= Frances Kidder =

Last woman to be publicly hanged in Britain

Frances Kidder (c. 1843 – 2 April 1868) was the last woman to be publicly hanged in Britain. She was convicted of murdering her stepdaughter, Louisa Kidder-Staples.

==Crime==
In 1865 Frances Turner married William Kidder, the father of her illegitimate child. She discovered only afterwards that he had another child, Louisa. A neighbour reported that when her husband was away, he could often hear Kidder beating her new stepdaughter.

In August 1867, Kidder was visiting her parents at New Romney. She took Louisa (then aged eleven) out on a walk, but returned to the house alone, claiming that the girl had fallen accidentally into a ditch. Her mother and husband found her behaviour suspicious, and she was quickly taken into police custody. A search was made for Louisa, whose body was soon found lying in a pool of water in a ditch.

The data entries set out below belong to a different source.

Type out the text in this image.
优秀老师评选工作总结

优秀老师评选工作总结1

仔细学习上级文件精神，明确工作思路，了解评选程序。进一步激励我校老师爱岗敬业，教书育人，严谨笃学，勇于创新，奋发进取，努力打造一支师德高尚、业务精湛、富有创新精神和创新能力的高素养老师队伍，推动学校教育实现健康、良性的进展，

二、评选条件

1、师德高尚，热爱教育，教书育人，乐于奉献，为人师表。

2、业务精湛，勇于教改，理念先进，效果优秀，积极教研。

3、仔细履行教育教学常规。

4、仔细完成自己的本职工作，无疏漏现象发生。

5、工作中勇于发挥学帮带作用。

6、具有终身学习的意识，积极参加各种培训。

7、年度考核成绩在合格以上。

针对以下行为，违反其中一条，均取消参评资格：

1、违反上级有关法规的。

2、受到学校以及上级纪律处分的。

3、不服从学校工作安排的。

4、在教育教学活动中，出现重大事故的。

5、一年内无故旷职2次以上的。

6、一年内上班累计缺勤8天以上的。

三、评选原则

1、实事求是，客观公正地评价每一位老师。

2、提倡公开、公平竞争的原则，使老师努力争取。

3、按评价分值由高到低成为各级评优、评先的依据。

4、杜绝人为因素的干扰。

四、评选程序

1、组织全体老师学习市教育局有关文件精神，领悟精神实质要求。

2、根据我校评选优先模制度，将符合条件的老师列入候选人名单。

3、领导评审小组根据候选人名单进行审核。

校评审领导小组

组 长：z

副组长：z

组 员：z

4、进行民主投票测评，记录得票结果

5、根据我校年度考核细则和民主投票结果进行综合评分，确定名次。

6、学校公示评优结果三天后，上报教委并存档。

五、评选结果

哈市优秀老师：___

Kidder was remanded in custody until her trial could take place at the Kent Spring Assize, where she was convicted of murder on 12 March 1868. During the trial witnesses (including her mother, father, husband and sister) gave damaging evidence about her hatred for Louisa. The jury, directed by Mr Justice Byles, returned their guilty verdict in only 12 minutes, concluding that she had deliberately drowned Louisa. She later admitted that she had indeed murdered the girl, although she claimed that it was not premeditated.

Kidder was executed in front of Maidstone Gaol at 12 noon on 2 April 1868, aged twenty-five. Around 2,000 people, including her husband (who was by this time living with her sister), are reported to have witnessed the execution performed by hangman William Calcraft.